Having bounced back from their worst league run for almost 15 years at the start of 2011, Chelsea have again slumped to fifth in the table after failing to win – or score in – either of their last two games. There are now just 12 matches remaining for the champions to claim a place in the top four and Desailly and Le Saux said they simply could not imagine them falling short.
Speaking at Uefa Headquarters for the official handover of the Champions League trophy to its corporate sponsors for a two-month tour of Asia, former France defender Desailly said: "Unthinkable, yes, because they need the Champions League."
Former England left-back Le Saux added: "To imagine them not qualifying is unthinkable. If they don't finish in the top two or three there'll be reasons for that, which I would think would be quite easy to explain."
Those reasons range from the departure of experienced players in the summer to injuries to key men, the sacking of assistant manager Ray Wilkins and the disruption caused by the record-breaking signings of Fernando Torres and David Luiz.
All this, as well as Ancelotti leading the club to a historic double in his first season at the helm, have made the Chelsea manager more bulletproof than his predecessors, according to Desailly.
"The difference between Ancelotti and the others is that he won [the Double]," said Desailly, who nevertheless believes the Italian is not without blame for the club's problems this term. "He needs to read his players a bit better and fit them into his own tactics."
Le Saux added: "Clearly it's a team that isn't as solid as it was, it's not been as consistent as it has been. They've had opportunities to win games and not taken them. That's really uncharacteristic of Chelsea.
"I watched them play against Fulham the other day and there wasn't an obvious pattern to how they were playing. It was a bit desperate.
"There were players pushing forward when maybe they shouldn't have been. There was this determination to win but it wasn't controlled. They created a lot of chances but they didn't make many good chances."
Nearly all those good chances fell to Torres, who endured another night to forget in his second outing in a Chelsea shirt. Le Saux said of the £50m signing: "That huge weight of expectation on his shoulders, you can't underestimate how much that can distract a player. Fernando Torres is a tremendous talent. It won't take long before he's really got his fitness and he's playing well and scoring goals."
Desailly added: "Torres is a top-class player. If he finds his rhythm and the famous confidence that we're talking about, he's close to being the [Marco] van Basten of Chelsea.
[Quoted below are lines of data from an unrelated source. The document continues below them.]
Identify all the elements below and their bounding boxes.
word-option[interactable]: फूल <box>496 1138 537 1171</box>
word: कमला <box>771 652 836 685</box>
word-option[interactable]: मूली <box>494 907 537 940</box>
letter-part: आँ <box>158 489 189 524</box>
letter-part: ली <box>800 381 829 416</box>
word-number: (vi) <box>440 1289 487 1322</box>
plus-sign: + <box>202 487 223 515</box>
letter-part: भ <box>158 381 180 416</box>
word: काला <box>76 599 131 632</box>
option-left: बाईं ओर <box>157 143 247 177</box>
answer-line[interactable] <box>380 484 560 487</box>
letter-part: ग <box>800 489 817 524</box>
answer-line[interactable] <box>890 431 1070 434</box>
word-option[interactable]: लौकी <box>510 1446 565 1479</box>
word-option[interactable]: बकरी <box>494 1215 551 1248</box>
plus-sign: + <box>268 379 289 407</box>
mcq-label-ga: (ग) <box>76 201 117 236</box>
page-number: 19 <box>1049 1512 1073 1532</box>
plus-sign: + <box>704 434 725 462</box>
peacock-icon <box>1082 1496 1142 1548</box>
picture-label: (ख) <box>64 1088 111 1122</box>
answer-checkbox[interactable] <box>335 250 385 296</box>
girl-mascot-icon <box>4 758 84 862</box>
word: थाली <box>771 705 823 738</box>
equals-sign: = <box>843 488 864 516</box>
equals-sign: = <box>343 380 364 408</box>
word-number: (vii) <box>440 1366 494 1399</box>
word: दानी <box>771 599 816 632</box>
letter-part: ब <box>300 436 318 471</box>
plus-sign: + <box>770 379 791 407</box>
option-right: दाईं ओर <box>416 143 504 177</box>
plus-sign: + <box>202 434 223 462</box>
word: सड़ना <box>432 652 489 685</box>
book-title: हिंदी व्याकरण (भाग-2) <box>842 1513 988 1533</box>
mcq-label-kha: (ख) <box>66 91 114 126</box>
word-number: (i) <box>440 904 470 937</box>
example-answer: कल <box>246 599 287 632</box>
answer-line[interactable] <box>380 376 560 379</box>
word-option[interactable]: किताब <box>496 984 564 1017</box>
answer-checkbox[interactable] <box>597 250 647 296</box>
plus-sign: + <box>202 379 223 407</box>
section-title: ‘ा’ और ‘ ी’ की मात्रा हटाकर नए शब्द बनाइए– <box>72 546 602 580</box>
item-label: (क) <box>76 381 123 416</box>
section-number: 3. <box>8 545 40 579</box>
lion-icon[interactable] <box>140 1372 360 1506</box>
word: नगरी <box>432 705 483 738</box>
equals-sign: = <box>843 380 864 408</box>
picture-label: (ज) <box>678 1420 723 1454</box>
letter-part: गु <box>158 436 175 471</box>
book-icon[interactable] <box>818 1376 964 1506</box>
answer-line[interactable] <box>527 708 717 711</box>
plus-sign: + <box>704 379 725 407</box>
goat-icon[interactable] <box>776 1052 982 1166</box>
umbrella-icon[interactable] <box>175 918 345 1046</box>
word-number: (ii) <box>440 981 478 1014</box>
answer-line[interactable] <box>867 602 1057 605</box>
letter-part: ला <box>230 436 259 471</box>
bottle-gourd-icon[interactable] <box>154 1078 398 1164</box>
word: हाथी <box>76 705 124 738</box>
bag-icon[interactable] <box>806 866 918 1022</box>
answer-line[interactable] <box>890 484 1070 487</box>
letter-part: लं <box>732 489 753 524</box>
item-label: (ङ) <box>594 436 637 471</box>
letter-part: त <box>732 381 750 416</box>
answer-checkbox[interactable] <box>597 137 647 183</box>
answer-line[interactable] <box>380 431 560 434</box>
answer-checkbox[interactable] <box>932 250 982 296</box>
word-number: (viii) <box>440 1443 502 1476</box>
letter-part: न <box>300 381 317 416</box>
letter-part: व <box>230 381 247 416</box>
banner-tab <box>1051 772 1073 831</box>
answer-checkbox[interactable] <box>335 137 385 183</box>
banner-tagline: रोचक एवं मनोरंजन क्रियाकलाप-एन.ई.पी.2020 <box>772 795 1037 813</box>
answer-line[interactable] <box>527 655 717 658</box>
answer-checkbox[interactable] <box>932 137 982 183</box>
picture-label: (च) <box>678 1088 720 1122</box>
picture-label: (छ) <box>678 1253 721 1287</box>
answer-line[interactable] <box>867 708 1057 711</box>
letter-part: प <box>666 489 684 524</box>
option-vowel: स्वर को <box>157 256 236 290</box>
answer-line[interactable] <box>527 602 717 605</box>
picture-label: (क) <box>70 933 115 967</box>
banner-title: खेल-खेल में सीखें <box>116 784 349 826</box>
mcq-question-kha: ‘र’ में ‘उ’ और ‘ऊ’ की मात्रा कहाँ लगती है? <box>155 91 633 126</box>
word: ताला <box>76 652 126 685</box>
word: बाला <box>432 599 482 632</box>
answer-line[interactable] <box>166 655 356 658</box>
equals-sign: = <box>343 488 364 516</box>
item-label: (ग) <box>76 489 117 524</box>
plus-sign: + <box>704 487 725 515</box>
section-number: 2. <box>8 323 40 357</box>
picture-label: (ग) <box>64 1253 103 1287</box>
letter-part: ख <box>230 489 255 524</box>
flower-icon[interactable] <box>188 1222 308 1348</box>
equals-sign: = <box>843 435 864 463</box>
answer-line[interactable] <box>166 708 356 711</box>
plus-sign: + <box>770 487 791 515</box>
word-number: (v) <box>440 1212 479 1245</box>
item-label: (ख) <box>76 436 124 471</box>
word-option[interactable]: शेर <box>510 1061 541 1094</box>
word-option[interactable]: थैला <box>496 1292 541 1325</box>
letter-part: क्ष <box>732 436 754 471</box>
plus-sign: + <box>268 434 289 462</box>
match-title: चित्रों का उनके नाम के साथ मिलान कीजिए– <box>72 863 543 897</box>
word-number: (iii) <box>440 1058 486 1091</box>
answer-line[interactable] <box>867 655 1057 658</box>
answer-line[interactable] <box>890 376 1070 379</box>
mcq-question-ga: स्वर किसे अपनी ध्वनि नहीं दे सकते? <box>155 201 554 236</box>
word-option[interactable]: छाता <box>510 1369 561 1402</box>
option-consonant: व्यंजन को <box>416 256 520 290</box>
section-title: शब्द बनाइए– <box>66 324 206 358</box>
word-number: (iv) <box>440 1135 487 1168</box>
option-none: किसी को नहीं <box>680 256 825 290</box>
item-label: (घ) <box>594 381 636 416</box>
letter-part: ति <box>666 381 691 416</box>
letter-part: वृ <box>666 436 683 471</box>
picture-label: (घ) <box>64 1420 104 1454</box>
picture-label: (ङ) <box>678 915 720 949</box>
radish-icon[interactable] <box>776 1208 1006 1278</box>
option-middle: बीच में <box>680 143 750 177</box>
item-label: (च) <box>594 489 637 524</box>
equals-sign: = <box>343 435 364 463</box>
It's just a matter of time."
In stark contrast to Torres, Luiz has shone in his two appearances and it could be said he bears more than a passing resemblance to Desailly in his pomp. "He's good, he's good, better than me," Desailly said. "Technically, anticipation of the ball... he has a great sensibility for the game."
Le Saux added: "His energy is unbelievable. His commitment, he's 100 per cent into the tackle. Technically, he's an excellent player, very versatile, and young."